PROVINCETOWN — Just before Memorial Day, Tailwind Air added Provincetown to its roster of seaplane destinations. The eight-passenger, two-pilot Cessnas fly from the East 23rd Street seaport on Manhattan’s East River to the Boston Harbor seaport and then to Provincetown Airport on Wednesday, Thursday, and Friday evenings. Then they fly the same route in reverse on Sunday afternoon and Monday and Tuesday mornings.
Tailwind had originally planned to land in Provincetown Harbor, with passengers deplaning to a water taxi that would take them to the Provincetown Marina. Tailwind’s co-founder and vice president Peter Manice told the Independent that, while those arrangements proved too complex to pull together this year, the company still plans to be taking off from and landing in Provincetown Harbor next year.
“For years we just served Manhattan to the Hamptons, primarily East Hampton, Montauk, and Shelter Island,” Manice said. “The big thing that happened for our company last summer is we became the first and only aircraft operator to be approved for landings in Boston Harbor.”
The Manhattan to Boston route began last August, which opened up the possibility of an onward route to Provincetown. Flights from the East River to Boston Harbor run from March to December, while the Provincetown stop is scheduled from Memorial Day weekend to Labor Day.
That could be extended in the future. “It’s in our interest to serve more than just the summer,” Manice said. “We have to have an audience, but to the extent people begin to rely on our service, April to December is certainly in our operating season.”
The direction of takeoff and landing in the harbor would vary based on wind, but Manice said landing in a harbor like Provincetown’s is less complicated than it might sound.
“The East River Basin where we take off from 23rd Street, it’s surrounded by giant buildings, bridges on both sides, commercial ferries, cargo boats, recreational traffic, and many other seaplanes as well,” said Manice. “And helicopters are taking off and landing. It’s all a choreographed dance.
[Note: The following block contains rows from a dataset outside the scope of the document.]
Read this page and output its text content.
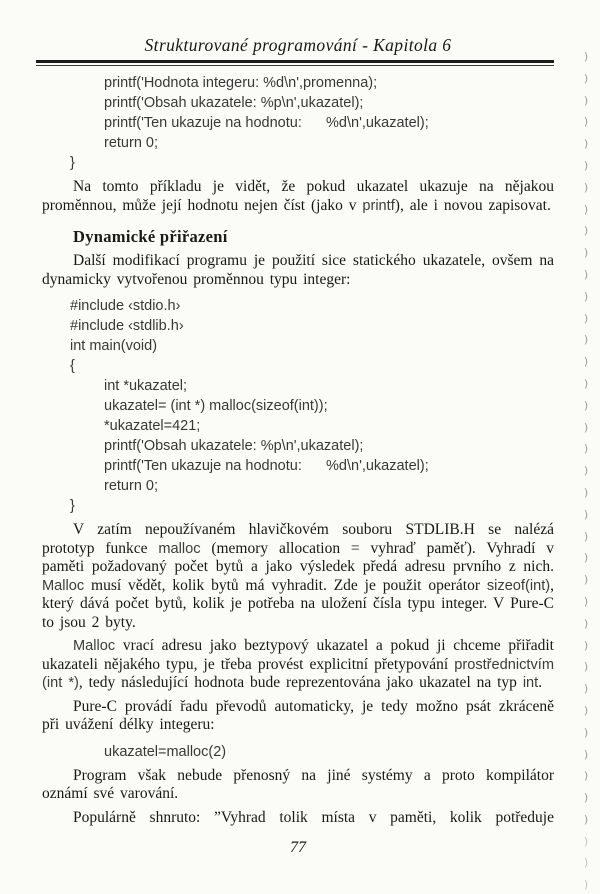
Strukturované programování - Kapitola 6
printf('Hodnota integeru: %d\n',promenna);
printf('Obsah ukazatele: %p\n',ukazatel);
printf('Ten ukazuje na hodnotu:      %d\n',ukazatel);
return 0;
}

Na tomto příkladu je vidět, že pokud ukazatel ukazuje na nějakou proměnnou, může její hodnotu nejen číst (jako v printf), ale i novou zapisovat.

Dynamické přiřazení

Další modifikací programu je použití sice statického ukazatele, ovšem na dynamicky vytvořenou proměnnou typu integer:

#include ‹stdio.h›
#include ‹stdlib.h›
int main(void)
{
int *ukazatel;
ukazatel= (int *) malloc(sizeof(int));
*ukazatel=421;
printf('Obsah ukazatele: %p\n',ukazatel);
printf('Ten ukazuje na hodnotu:      %d\n',ukazatel);
return 0;
}

V zatím nepoužívaném hlavičkovém souboru STDLIB.H se nalézá prototyp funkce malloc (memory allocation = vyhraď paměť). Vyhradí v paměti požadovaný počet bytů a jako výsledek předá adresu prvního z nich. Malloc musí vědět, kolik bytů má vyhradit. Zde je použit operátor sizeof(int), který dává počet bytů, kolik je potřeba na uložení čísla typu integer. V Pure-C to jsou 2 byty.

Malloc vrací adresu jako beztypový ukazatel a pokud ji chceme přiřadit ukazateli nějakého typu, je třeba provést explicitní přetypování prostřednictvím (int *), tedy následující hodnota bude reprezentována jako ukazatel na typ int.

Pure-C provádí řadu převodů automaticky, je tedy možno psát zkráceně při uvážení délky integeru:

ukazatel=malloc(2)

Program však nebude přenosný na jiné systémy a proto kompilátor oznámí své varování.

Populárně shnruto: ”Vyhrad tolik místa v paměti, kolik potředuje

77
)
)
)
)
)
)
)
)
)
)
)
)
)
)
)
)
)
)
)
)
)
)
)
)
)
)
)
)
)
)
)
)
)
)
)
)
)
)
)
“Provincetown, truthfully, is pretty straightforward,” Manice added. “It really won’t be obtrusive to existing marine traffic.”
Manice said the company has corresponded with Provincetown’s harbormaster and town manager but hasn’t met them in person. The Provincetown route was added on “relatively short notice,” Manice said, but the company is planning to work with the town in the off-season to facilitate water landings next year.
“Our pilots do this all day long,” said Manice. “Recreational boats really don’t need to do anything — the aircraft will avoid them. Nothing is going to show up out of the fog and land on top of your head.”
In the meantime, the connection to Provincetown Airport has been working quite well, Manice said. One of the company’s key selling points is the ability to avoid large commercial airports like JFK, LaGuardia, and Logan. Taking off from the water is nice, but skipping the large-airport experience is the real draw.
Provincetown Airport is so small that it doesn’t detract from the passenger’s experience, Manice added. When weather conditions are poor, however, the planes fly into the private aviation terminal at Logan and to the White Plains Airport just north of New York City.
The route from Manhattan to Provincetown has been successful so far, Manice said. “It’s been quite well received, especially by New Yorkers,” he said. “Next year, we plan to have more aircraft in our fleet and provide, likely, a daily service, if not more than that.”
Tickets from New York to Provincetown start at $799. A 10-ticket commuter pass locks in a price of $858 for each of 10 tickets, even if the last available seats would sell for more than that.
Seaplanes vs. Jets
On a cultural level, the connection between New York and Provincetown is not new. The Provincetown Players, who included such luminaries as Eugene O’Neill and Mary Heaton Vorse, opened the Provincetown Playhouse in Greenwich Village in 1916, only two miles from the current location of the Skyport Marina.
The trip between the two places, however, has always been rather arduous. Less than two hours is something new.
“Provincetown is a difficult place to get to,” said state Sen. Julian Cyr. “Nantucket and Martha’s Vineyard feel very much like the Outer Cape, especially on the beaches, but the difference is the air traffic. Nantucket is the second-busiest airport in New England in the summer.”
Nantucket’s three runways range from 3,100 to 6,300 feet and handle a huge volume of corporate and private jets. Provincetown’s single runway is only 3,500 feet, and it is hemmed in by Race Point Road and the tidal flats of Hatch’s Harbor. It is also one of only two airports inside the National Park system, along with Jackson Hole airport in Wyoming.
Airport commission member Steve Katsurinis said there are no active plans to lengthen the runway to allow for regional jets.
“We’re already talking about having to raise the airport because of sea level rise,” said Katsurinis. “It’s precisely the places where you would try to expand that are going to be underwater.”
Commuting by seaplane is certainly something new — and the demand may not be limited to summer. When it comes to corporate jets, however, it’s the supply that matters, and the supply of runway here remains permanently constrained.